Recentemente, assisti a uma conversa on-line promovida pelo British Museum que me desassossegou. Intitulada “Art has no country”, a discussão girou em torno de um artista iraniano e de outro iraquiano que, nos últimos anos, vítimas da guerra no Médio Oriente, foram compelidos a viver noutros países como refugiados ou migrantes. Forçados a abandonar os seus bens pessoais, privados das suas referências sociais e espaciais, perderam a noção de “casa” (para um, esta foi resumida a duas malas de viagem que o acompanhavam). Órfãos de um mundo a que duvidam poder regressar, têm vindo a explorar as ideias de Pátria e Nostalgia (a nossa “Saudade”) na sua obra recente.
Venetia Porter, curadora da exposição “Reflections: contemporary art of the Middle East and North Africa”, no âmbito de cuja programação aquela conferência foi promovida, sugere que, se quisermos entender melhor o passado e o presente de um país, não há melhor forma do que começar pela arte contemporânea.
Entenda-se, aqui, contemporânea no sentido de realizada por artistas cuja atividade reflete a atualidade e, por conseguinte, as suas obras não são apenas arte, mas também documentos que falam sobre o seu tempo.

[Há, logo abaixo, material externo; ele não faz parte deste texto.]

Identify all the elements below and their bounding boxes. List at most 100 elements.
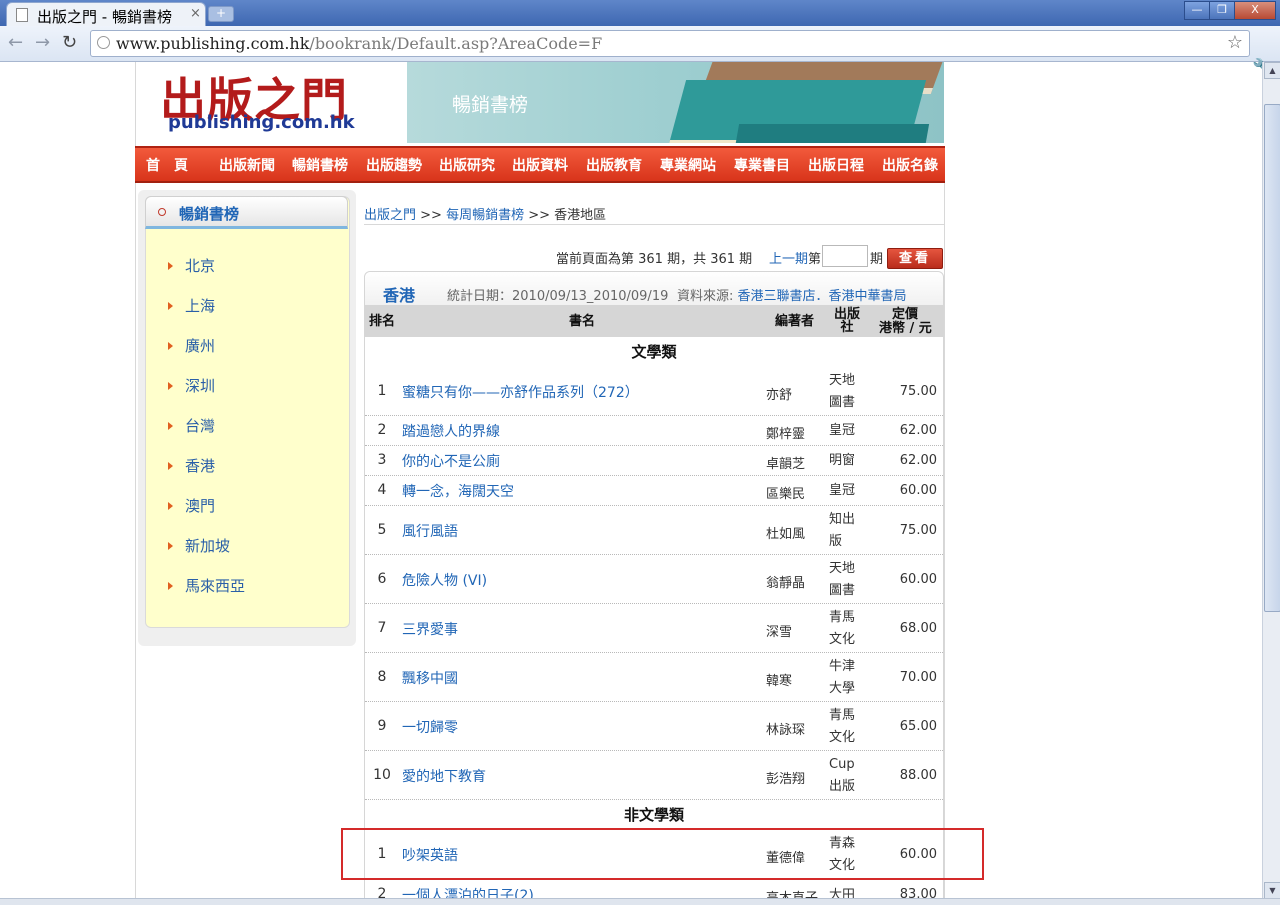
nav-pro-booklist[interactable]: 專業書目 [734, 155, 790, 175]
book-title-link[interactable]: 三界愛事 [402, 619, 458, 639]
column-price: 定價 [892, 307, 919, 322]
book-title-link[interactable]: 蜜糖只有你——亦舒作品系列（272） [402, 382, 639, 402]
sidebar-item-guangzhou[interactable]: 廣州 [168, 335, 215, 356]
view-button[interactable]: 查看 [887, 248, 943, 269]
price-cell: 60.00 [899, 847, 937, 862]
sidebar-item-label[interactable]: 澳門 [185, 497, 215, 515]
book-title-link[interactable]: 你的心不是公廁 [402, 451, 500, 471]
previous-period-link[interactable]: 上一期 [769, 248, 808, 267]
column-publisher: 出版社 [833, 307, 860, 335]
banner-title: 暢銷書榜 [452, 94, 529, 116]
price-cell: 75.00 [899, 384, 937, 399]
table-row: 2 踏過戀人的界線 鄭梓靈 皇冠 62.00 [365, 416, 943, 446]
scroll-down-icon[interactable]: ▼ [1264, 882, 1280, 899]
publisher-cell: 青馬文化 [829, 610, 856, 647]
book-title-link[interactable]: 一切歸零 [402, 717, 458, 737]
browser-toolbar: ← → ↻ www.publishing.com.hk/bookrank/Def… [0, 26, 1280, 79]
sidebar-item-beijing[interactable]: 北京 [168, 255, 215, 276]
book-title-link[interactable]: 一個人漂泊的日子(2) [402, 885, 534, 898]
stat-date: 統計日期：2010/09/13_2010/09/19 [447, 289, 669, 304]
author-cell: 深雪 [766, 625, 793, 640]
publisher-cell: 天地圖書 [829, 373, 856, 410]
vertical-scrollbar[interactable]: ▲ ▼ [1262, 62, 1280, 899]
book-title-link[interactable]: 吵架英語 [402, 845, 458, 865]
tab-title: 出版之門 - 暢銷書榜 [37, 8, 172, 26]
sidebar-item-shanghai[interactable]: 上海 [168, 295, 215, 316]
rank-cell: 2 [377, 886, 387, 898]
restore-button[interactable]: ❐ [1209, 1, 1235, 20]
nav-research[interactable]: 出版研究 [439, 155, 495, 175]
forward-arrow-icon[interactable]: → [35, 32, 50, 53]
browser-tab[interactable]: 出版之門 - 暢銷書榜 × [6, 2, 206, 27]
sidebar-item-shenzhen[interactable]: 深圳 [168, 375, 215, 396]
url-text[interactable]: www.publishing.com.hk/bookrank/Default.a… [116, 34, 602, 53]
author-cell: 高木直子 [766, 887, 818, 898]
table-row: 3 你的心不是公廁 卓韻芝 明窗 62.00 [365, 446, 943, 476]
sidebar-item-singapore[interactable]: 新加坡 [168, 535, 230, 556]
scroll-up-icon[interactable]: ▲ [1264, 62, 1280, 79]
sidebar-item-label[interactable]: 北京 [185, 257, 215, 275]
close-window-button[interactable]: X [1234, 1, 1276, 20]
tab-close-icon[interactable]: × [190, 6, 201, 21]
period-input[interactable] [822, 245, 868, 267]
book-title-link[interactable]: 轉一念，海闊天空 [402, 481, 514, 501]
new-tab-button[interactable]: + [208, 6, 234, 22]
rank-cell: 10 [373, 767, 391, 783]
breadcrumb-home[interactable]: 出版之門 [364, 208, 416, 223]
rank-cell: 9 [377, 718, 387, 734]
rank-cell: 5 [377, 522, 387, 538]
book-title-link[interactable]: 風行風語 [402, 521, 458, 541]
author-cell: 杜如風 [766, 527, 806, 542]
nav-education[interactable]: 出版教育 [586, 155, 642, 175]
nav-bestsellers[interactable]: 暢銷書榜 [292, 155, 348, 175]
sidebar-item-label[interactable]: 馬來西亞 [185, 577, 245, 595]
sidebar-item-label[interactable]: 廣州 [185, 337, 215, 355]
arrow-right-icon [168, 261, 173, 270]
price-cell: 62.00 [899, 423, 937, 438]
nav-data[interactable]: 出版資料 [512, 155, 568, 175]
site-logo[interactable]: 出版之門 publishing.com.hk [160, 64, 375, 136]
period-info: 當前頁面為第 361 期，共 361 期 [556, 252, 753, 267]
book-title-link[interactable]: 危險人物 (VI) [402, 570, 487, 590]
category-nonliterary: 非文學類 [623, 806, 684, 824]
source-label: 資料來源: [677, 289, 738, 304]
sidebar-item-label[interactable]: 台灣 [185, 417, 215, 435]
source-link[interactable]: 香港三聯書店．香港中華書局 [738, 289, 907, 304]
nav-publishing-news[interactable]: 出版新聞 [219, 155, 275, 175]
nav-schedule[interactable]: 出版日程 [808, 155, 864, 175]
bookmark-star-icon[interactable]: ☆ [1227, 32, 1243, 53]
table-row: 1 吵架英語 董德偉 青森文化 60.00 [365, 830, 943, 879]
price-cell: 70.00 [899, 670, 937, 685]
data-source: 資料來源: 香港三聯書店．香港中華書局 [677, 285, 907, 304]
category-literary: 文學類 [631, 343, 677, 361]
table-row: 10 愛的地下教育 彭浩翔 Cup出版 88.00 [365, 751, 943, 800]
breadcrumb-separator: >> [416, 208, 447, 223]
nav-pro-sites[interactable]: 專業網站 [660, 155, 716, 175]
book-title-link[interactable]: 飄移中國 [402, 668, 458, 688]
price-cell: 83.00 [899, 887, 937, 898]
nav-directory[interactable]: 出版名錄 [882, 155, 938, 175]
nav-trends[interactable]: 出版趨勢 [366, 155, 422, 175]
sidebar-item-label[interactable]: 新加坡 [185, 537, 230, 555]
sidebar-item-taiwan[interactable]: 台灣 [168, 415, 215, 436]
sidebar-title[interactable]: 暢銷書榜 [179, 203, 239, 224]
sidebar-item-malaysia[interactable]: 馬來西亞 [168, 575, 245, 596]
price-cell: 88.00 [899, 768, 937, 783]
address-bar[interactable]: www.publishing.com.hk/bookrank/Default.a… [90, 30, 1250, 57]
book-title-link[interactable]: 愛的地下教育 [402, 766, 486, 786]
minimize-button[interactable]: — [1184, 1, 1210, 20]
arrow-right-icon [168, 461, 173, 470]
reload-icon[interactable]: ↻ [62, 32, 77, 53]
sidebar-item-macau[interactable]: 澳門 [168, 495, 215, 516]
scroll-thumb[interactable] [1264, 104, 1280, 612]
book-title-link[interactable]: 踏過戀人的界線 [402, 421, 500, 441]
breadcrumb-weekly[interactable]: 每周暢銷書榜 [446, 208, 524, 223]
nav-home[interactable]: 首 頁 [146, 155, 188, 175]
sidebar-item-label[interactable]: 上海 [185, 297, 215, 315]
back-arrow-icon[interactable]: ← [8, 32, 23, 53]
arrow-right-icon [168, 501, 173, 510]
sidebar-item-hongkong[interactable]: 香港 [168, 455, 215, 476]
table-row: 1 蜜糖只有你——亦舒作品系列（272） 亦舒 天地圖書 75.00 [365, 367, 943, 416]
sidebar-item-label[interactable]: 深圳 [185, 377, 215, 395]
sidebar-item-label[interactable]: 香港 [185, 457, 215, 475]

Certo, não é novo o gosto pelo inventário visual da região ou do país, nem o compromisso artístico com a denúncia e transformação da sociedade. Para trazermos a reflexão para a geografia mais próxima, basta lembrarmos a ligação que, desde finais do século XIX, a pintura naturalista favorecia entre a arte e os propósitos regionalistas. Mas hoje dá-se primazia à ativação territorial, ao envolvimento da comunidade e à arte participativa.
Os museus dão também o seu contributo no projeto de “tipificar” as identidades regionais ou nacionais. Têm responsabilidade em proporcionar à comunidade o seu melhor conhecimento, a sua tomada de consciência mediante um processo de identificação e de diferenciação.
No MIMO – Museu da Imagem em Movimento, em Leiria, está patente a exposição “Identidade Territorial: Imaginário Visual da Região”, cuja visita recomendo. Programada no âmbito da candidatura de Leiria a Capital Europeia da Cultura 2027, reúne fotografias e objetos que retratam patrimónios e tradições dos 26 municípios que integram a Rede Cultura 2027.
Cada concelho/museu foi curador da sua representação, o que estimulou uma reflexão interna para selecionar as 5 fotografias e 1 objeto (artístico ou etnográfico) que os retratassem. Processo participado e erguido em rede, esta seleção atesta a responsabilidade dos agentes do património na cocriação da visualidade identitária do mesmo.
Para nós, visitantes, conhecedores ou ainda desconhecedores do vasto território em exposição, percebemos que não se quis “criar” uma região, na esteira da visão bucólica de outros tempos, embora o olhar tenha partido do passado. Sobretudo, compreendemos que o espaço representado (enquanto “produto social”, na expressão de Lefebvre) é diverso, mas potencia sinergias, aproximações. Convida a (re)olhar-nos e a identificar-nos com este território para que ele seja a nossa “casa”, mesmo quando a vida nos lança para a distância e a ausência, para uma mobilidade constante ou forçada, para o desenraizamento.